Während all dieser Jahre war ich nie zu unserem Haus zurückgekehrt, diese Welt war für mich endgültig vergangen. Die Erinnerung an die ermordeten Verwandten war einfach zu schmerzlich. In meinem neuen einsamen Dasein nach dem Krieg hatte ich nie, nicht ein einziges Mal, Lust verspürt, zu dieser Straße zu gehen. Nur mit meinem Gebet versetzte ich mich dorthin.

Warschau im Krieg

Aber dann durchschritt ich – unbeabsichtigt, planlos – diese Straße von Anfang bis Ende und stand plötzlich vor dem Eingang unseres Hauses. Und dann, es war wie im Traum, aber ganz und gar real, lud mich jemand ein, hineinzukommen. Ich betrat den Flur, unser Wohnzimmer, das Esszimmer – alles war natürlich anders aufgeteilt, aber das machte nichts –, und mit einem Mal stand ich in einer wunderschönen Kapelle. Das war für mich ein Schock. Heute sehe ich ganz klar, dass es ein Wunder war, und dass der hl. Josefmaria mich dahin gebracht hatte.

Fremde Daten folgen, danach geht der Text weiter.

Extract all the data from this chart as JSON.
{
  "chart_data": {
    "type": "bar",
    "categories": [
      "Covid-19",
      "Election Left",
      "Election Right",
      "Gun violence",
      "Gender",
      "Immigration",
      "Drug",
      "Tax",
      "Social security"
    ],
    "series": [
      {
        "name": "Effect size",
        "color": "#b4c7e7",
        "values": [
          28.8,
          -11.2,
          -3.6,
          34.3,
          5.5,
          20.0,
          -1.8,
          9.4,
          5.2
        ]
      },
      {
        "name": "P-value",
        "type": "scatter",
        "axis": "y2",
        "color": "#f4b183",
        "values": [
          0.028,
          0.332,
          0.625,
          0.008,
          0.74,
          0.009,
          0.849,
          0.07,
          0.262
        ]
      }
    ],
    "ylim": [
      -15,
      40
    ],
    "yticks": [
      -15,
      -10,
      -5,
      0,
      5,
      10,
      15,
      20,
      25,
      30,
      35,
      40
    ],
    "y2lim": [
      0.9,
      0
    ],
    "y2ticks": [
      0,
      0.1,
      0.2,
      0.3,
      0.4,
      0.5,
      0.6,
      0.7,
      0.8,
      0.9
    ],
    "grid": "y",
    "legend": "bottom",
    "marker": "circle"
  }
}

Anders hätte ich das Opus Dei nie kennen gelernt. Der Eindruck war unbeschreiblich: In unserem ehemaligen Haus gab es eine Kapelle! Genau da, wo der Esstisch gestanden hatte um den herum meine Mutter und meine Tante – die in der Gaskammer eines Konzentrationslagers starb – arbeiteten, steht jetzt der Altar, wo Jesus im Tabernakel zugegen ist. Und von dem Bild aus, das an einer Seitenwand hängt, lächelt – mit seinem sympathischen und klugen Lächeln – der hl. Josefmaria. In diesem Augenblick wurde mir bewusst, dass dies ein Haus des Opus Dei war, wo Studenten lebten.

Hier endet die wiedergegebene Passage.